The NCAA Committee on Women’s Athletics brought the proposal to the governing structure’s attention in order to provide the necessary protection for student-athletes who have been awarded athletics-related aid but experience circumstances outside the scope of a typical injury. The CWA was concerned primarily with pregnant student-athletes, but the proposal was expanded to reflect language in the Family Medical Leave Act. Division I adopted similar legislation in January 2008.
Division II Management Council
• Approved a recommendation from the Championships Committee for a legislative amendment specifying that the period in which penalties for misconduct in an NCAA championship extends from the time the championship participants are announced through the end of the championship.
• Also approved a Championships Committee recommendation to establish a recruiting calendar in Division II men’s lacrosse that establishes the following dead periods: (1) The Thursday before the Division II championship game through noon on the Tuesday after the game; (2) The Wednesday before the coaches association clinic through noon on the subsequent Monday; and (3) The period 48 hours before 7 a.m. on the date for signing National Letters of Intent.
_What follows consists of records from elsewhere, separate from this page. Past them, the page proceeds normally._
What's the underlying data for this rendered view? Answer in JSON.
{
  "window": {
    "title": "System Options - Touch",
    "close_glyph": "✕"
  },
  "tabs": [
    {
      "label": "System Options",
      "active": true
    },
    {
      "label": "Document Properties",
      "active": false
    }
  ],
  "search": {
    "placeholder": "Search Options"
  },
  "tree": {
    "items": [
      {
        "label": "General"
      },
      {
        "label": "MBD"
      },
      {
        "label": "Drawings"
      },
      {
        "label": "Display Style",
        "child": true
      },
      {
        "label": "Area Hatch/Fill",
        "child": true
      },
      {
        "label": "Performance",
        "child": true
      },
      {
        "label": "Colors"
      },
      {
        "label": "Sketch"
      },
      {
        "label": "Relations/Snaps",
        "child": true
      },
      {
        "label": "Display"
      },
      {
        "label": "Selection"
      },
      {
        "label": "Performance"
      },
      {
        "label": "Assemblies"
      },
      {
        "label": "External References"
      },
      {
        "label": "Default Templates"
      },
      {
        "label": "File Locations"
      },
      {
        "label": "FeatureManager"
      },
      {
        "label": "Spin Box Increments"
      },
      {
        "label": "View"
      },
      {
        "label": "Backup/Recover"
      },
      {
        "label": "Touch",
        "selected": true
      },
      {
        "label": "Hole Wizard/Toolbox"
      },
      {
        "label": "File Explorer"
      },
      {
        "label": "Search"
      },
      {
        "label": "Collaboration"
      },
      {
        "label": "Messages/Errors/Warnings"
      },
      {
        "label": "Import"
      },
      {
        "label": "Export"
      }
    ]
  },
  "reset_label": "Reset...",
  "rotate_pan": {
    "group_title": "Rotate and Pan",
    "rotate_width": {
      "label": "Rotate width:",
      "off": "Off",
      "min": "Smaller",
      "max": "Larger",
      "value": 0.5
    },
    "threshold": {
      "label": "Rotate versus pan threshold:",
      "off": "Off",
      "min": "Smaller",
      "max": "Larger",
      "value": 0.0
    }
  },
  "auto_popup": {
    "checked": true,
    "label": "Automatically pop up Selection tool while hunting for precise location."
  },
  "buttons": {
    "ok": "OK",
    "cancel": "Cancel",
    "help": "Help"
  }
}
The lacrosse committee believes these dead periods will facilitate coaches’ attendance at these important events.
• Asked the Championships Committee to review the criteria all sports committees use to select postseason fields in an effort to make them more consistent across sports.
• Did not support a recommendation from the Legislation Committee to sponsor a 2009 Convention proposal specifying that schools could not provide an official visit or a written offer of athletics aid to a prospect until he or she completes the amateurism certification questionnaire with the NCAA Eligibility Center. Council members prefer this matter be addressed through the application and registration process rather than through legislation.
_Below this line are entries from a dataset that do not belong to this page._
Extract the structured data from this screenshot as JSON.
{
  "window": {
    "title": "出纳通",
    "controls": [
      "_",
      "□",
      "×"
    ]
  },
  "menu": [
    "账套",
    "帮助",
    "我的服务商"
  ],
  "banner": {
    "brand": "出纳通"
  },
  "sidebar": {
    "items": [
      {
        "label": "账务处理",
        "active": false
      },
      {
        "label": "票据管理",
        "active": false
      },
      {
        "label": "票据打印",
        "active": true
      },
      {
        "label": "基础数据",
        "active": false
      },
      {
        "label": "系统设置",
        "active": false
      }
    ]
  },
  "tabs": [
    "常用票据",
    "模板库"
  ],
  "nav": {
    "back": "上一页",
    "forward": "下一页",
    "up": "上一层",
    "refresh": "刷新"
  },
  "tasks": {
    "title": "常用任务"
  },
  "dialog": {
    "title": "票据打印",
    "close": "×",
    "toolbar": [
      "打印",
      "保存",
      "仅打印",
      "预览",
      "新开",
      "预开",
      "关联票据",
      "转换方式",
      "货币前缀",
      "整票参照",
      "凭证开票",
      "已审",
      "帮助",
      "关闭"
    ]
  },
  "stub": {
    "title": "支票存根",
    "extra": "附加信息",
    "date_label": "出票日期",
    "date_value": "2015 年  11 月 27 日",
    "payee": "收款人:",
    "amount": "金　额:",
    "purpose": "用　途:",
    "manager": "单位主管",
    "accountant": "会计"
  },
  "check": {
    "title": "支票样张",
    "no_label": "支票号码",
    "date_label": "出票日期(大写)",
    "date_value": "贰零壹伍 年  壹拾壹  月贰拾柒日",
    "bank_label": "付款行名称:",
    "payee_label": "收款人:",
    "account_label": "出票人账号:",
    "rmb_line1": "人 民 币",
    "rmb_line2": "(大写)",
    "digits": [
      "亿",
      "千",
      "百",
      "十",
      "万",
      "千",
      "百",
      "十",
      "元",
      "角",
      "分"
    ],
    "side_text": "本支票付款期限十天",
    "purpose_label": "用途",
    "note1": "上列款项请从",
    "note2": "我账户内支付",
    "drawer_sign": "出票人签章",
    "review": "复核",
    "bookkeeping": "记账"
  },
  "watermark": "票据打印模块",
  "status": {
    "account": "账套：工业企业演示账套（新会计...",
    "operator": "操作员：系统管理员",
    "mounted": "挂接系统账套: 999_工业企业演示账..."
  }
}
• Agreed to refer to the Council’s Project Team to Review Issues Related to Diversity a recommendation from the Minority Opportunities and Interests Committee to sponsor a legislative proposal that would require institutions to annually submit data to the MOIC demonstrating that their athletics employment practices comply with those of the institution. The Management Council members want the diversity project team to explore combining the report with other data submission already required of institutions. Members also question how these data will be monitored and whether there are ramifications for noncompliance.
• Agreed to sponsor legislation recommended by the Committee on Women’s Athletics to add sand volleyball as an emerging sport, and to remove archery, team handball, synchronized swimming and badminton from the list of emerging sports. Those four sports have not met the criteria for emerging sports for more than 10 years.
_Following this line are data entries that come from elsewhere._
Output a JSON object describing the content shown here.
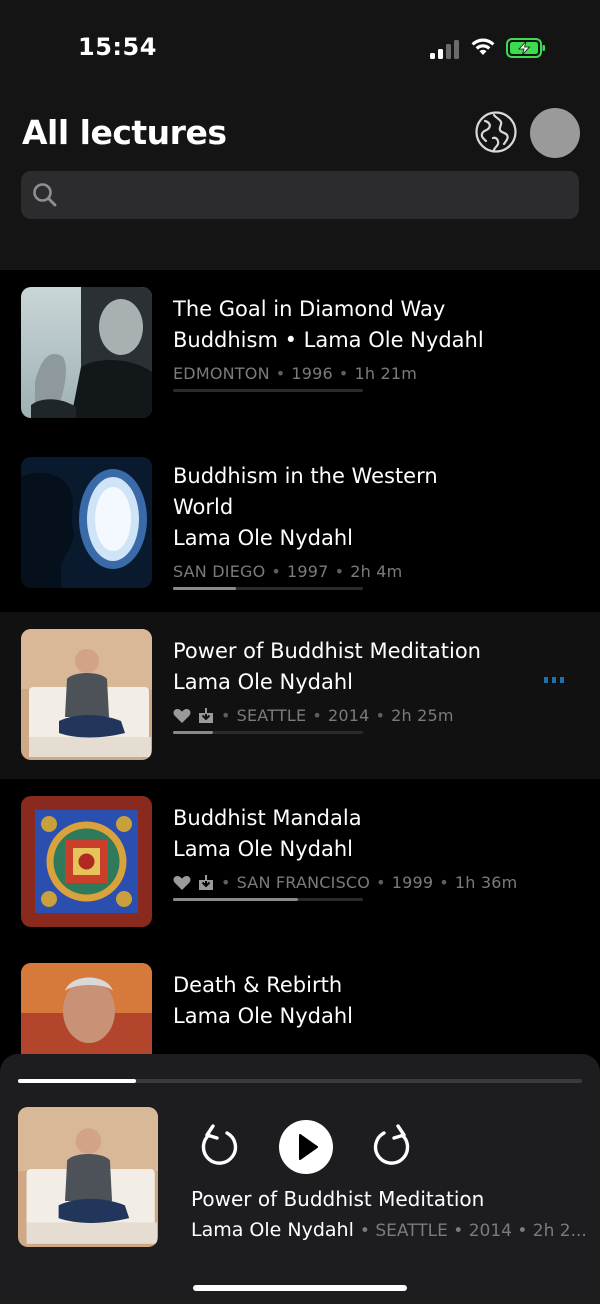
{
  "status_bar": {
    "time": "15:54"
  },
  "header": {
    "title": "All lectures",
    "search_placeholder": ""
  },
  "lectures": [
    {
      "title_line1": "The Goal in Diamond Way",
      "title_line2": "Buddhism • Lama Ole Nydahl",
      "city": "EDMONTON",
      "year": "1996",
      "duration": "1h 21m",
      "progress": 0
    },
    {
      "title_line1": "Buddhism in the Western",
      "title_line2": "World",
      "title_line3": "Lama Ole Nydahl",
      "city": "SAN DIEGO",
      "year": "1997",
      "duration": "2h 4m",
      "progress": 0.33
    },
    {
      "title_line1": "Power of Buddhist Meditation",
      "title_line2": "Lama Ole Nydahl",
      "city": "SEATTLE",
      "year": "2014",
      "duration": "2h 25m",
      "progress": 0.21,
      "favorite": true,
      "downloaded": true,
      "playing": true
    },
    {
      "title_line1": "Buddhist Mandala",
      "title_line2": "Lama Ole Nydahl",
      "city": "SAN FRANCISCO",
      "year": "1999",
      "duration": "1h 36m",
      "progress": 0.66,
      "favorite": true,
      "downloaded": true
    },
    {
      "title_line1": "Death & Rebirth",
      "title_line2": "Lama Ole Nydahl"
    }
  ],
  "player": {
    "title": "Power of Buddhist Meditation",
    "author": "Lama Ole Nydahl",
    "meta": "• SEATTLE • 2014 • 2h 2...",
    "progress": 0.21
  },
  "icons": {
    "globe": "globe-icon",
    "search": "search-icon",
    "heart": "heart-icon",
    "download": "download-icon",
    "rewind": "rewind-15-icon",
    "play": "play-icon",
    "forward": "forward-15-icon"
  },
  "colors": {
    "background": "#000000",
    "header": "#141414",
    "search": "#2c2c2e",
    "player": "#1d1d1f",
    "battery_green": "#3ddc4f",
    "playing_blue": "#1f6fa8"
  }
}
• Heard a report on the SCORE study (student-athletes who matriculated in 1994) showing that more than 85 percent of Division II respondents eventually received their four-year degree, and more than 23 percent had earned a postgraduate degree. In addition, 80 percent reported having a full-time job (about 8 percent higher than former college students in a study conducted by the University of Michigan). Finally, about 84 percent of Division II respondents believe that the skills and values they learned from college athletics helped them in getting their current job.